More wealthy Americans turn to alternative investments to reach financial goals |
Date: Monday, March 25, 2013
Author: Emily Perryman, HedgeWeek
That is especially true for half of
high-net-worth investors who say they are better off today than they were
five years ago. The findings come from Northern Trust’s recent Wealth in
America survey, which provides insights into the financial attitudes of
1,700 wealthy Americans.
Thirty per cent of high-net-worth investors, defined as those with USD5m or
more in investable assets, say they are more inclined to consider
alternative investments now than they were five years ago. Among these
high-net-worth investors, private equity (35 per cent), managed futures (32
per cent), REITs (28 per cent) are their top investment alternatives choices
followed by hedge funds (23 per cent) and venture capital (17 per cent).
More than a quarter (28 per cent) say limited partnerships are their
preferred legal structure for holding these investments.
“While not suitable for everyone, alternative investments can provide
portfolio diversification as well as offer exposure to sources of return not
available from traditional stocks and bonds,” says Katie Nixon, Northern
Trust’s chief investment officer for wealth management. “Given our Goals
Driven Investing approach, we believe every asset class has a unique role in
a portfolio, including alternatives. While hedge funds can offer accredited
investors diversification and other risk management benefits, private equity
can enhance return through manager skill in addition to an illiquidity
premium.”
This risk premium is of increased importance as the survey found that 63 per
cent of high-net-worth investors are likely to take calculated risks with
their investments to grow their wealth and 52 per cent say they will look
for new investments to grow their wealth.

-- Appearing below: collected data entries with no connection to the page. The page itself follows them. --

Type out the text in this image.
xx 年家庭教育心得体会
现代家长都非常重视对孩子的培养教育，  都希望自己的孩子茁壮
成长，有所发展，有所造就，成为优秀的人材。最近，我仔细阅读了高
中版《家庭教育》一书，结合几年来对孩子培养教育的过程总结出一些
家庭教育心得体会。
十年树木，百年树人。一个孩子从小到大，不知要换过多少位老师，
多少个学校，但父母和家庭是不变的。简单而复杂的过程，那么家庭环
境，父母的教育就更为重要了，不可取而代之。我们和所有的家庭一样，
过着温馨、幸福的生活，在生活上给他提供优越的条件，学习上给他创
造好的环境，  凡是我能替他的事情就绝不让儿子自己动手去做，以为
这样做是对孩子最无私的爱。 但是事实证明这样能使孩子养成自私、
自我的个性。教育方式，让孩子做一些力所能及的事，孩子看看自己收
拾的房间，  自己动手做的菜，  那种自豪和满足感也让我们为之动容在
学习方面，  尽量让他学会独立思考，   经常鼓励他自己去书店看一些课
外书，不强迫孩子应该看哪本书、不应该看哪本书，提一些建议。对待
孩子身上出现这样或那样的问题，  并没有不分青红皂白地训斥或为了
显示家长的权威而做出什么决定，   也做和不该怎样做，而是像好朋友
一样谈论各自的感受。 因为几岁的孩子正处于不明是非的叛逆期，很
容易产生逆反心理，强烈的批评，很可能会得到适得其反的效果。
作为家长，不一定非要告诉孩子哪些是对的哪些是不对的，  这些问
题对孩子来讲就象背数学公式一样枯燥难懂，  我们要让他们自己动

The survey also surveyed high-net-worth Americans on other investment topics
and found that:
• One in five holds jewellery, art and antiques,
and other collectibles as part of their portfolio.

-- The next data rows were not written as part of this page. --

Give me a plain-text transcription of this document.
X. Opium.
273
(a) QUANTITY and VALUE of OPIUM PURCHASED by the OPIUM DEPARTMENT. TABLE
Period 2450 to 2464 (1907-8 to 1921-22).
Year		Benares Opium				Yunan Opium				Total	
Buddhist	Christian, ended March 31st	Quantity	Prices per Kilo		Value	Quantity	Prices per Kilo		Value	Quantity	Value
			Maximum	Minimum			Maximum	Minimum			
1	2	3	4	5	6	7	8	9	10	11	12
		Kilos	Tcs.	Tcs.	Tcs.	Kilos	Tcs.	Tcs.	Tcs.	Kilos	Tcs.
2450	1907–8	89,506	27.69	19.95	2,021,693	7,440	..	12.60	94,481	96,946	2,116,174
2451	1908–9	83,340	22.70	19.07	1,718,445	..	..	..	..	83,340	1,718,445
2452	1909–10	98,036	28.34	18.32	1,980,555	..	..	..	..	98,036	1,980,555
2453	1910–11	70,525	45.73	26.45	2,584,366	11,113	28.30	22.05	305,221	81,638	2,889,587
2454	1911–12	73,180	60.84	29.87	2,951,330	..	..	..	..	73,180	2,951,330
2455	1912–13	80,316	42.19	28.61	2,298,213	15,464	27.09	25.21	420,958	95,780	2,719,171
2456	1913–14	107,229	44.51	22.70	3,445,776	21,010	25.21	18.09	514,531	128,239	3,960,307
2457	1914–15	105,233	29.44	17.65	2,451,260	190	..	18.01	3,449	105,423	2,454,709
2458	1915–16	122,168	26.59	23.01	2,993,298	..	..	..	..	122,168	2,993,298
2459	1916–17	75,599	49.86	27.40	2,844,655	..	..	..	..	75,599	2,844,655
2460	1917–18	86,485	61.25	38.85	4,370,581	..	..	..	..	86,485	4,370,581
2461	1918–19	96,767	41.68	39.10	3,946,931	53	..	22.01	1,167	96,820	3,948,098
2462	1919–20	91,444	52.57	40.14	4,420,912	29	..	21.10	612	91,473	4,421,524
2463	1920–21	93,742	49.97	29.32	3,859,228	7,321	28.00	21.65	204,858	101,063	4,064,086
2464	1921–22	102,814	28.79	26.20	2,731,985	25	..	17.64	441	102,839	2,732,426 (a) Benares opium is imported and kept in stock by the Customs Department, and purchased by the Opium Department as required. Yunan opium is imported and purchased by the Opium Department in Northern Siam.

• 56 per cent of couples discuss how to manage
personal wealth at least once a quarter.
• 59 per cent are willing to pay for advice from
a financial adviser.
• 81 per cent say life goals such as good health
and traveling the world are highly important considerations when developing
a financial plan. However, they feel less confident today that they will
achieve their goals when compared to 2007.
“Whether clients believe they are better off or feel less confident, it is
important for them to consider both risk and return when planning for the
future,” says Nixon. “We work closely with clients to formulate a plan aimed
at accomplishing both their financial and life goals.”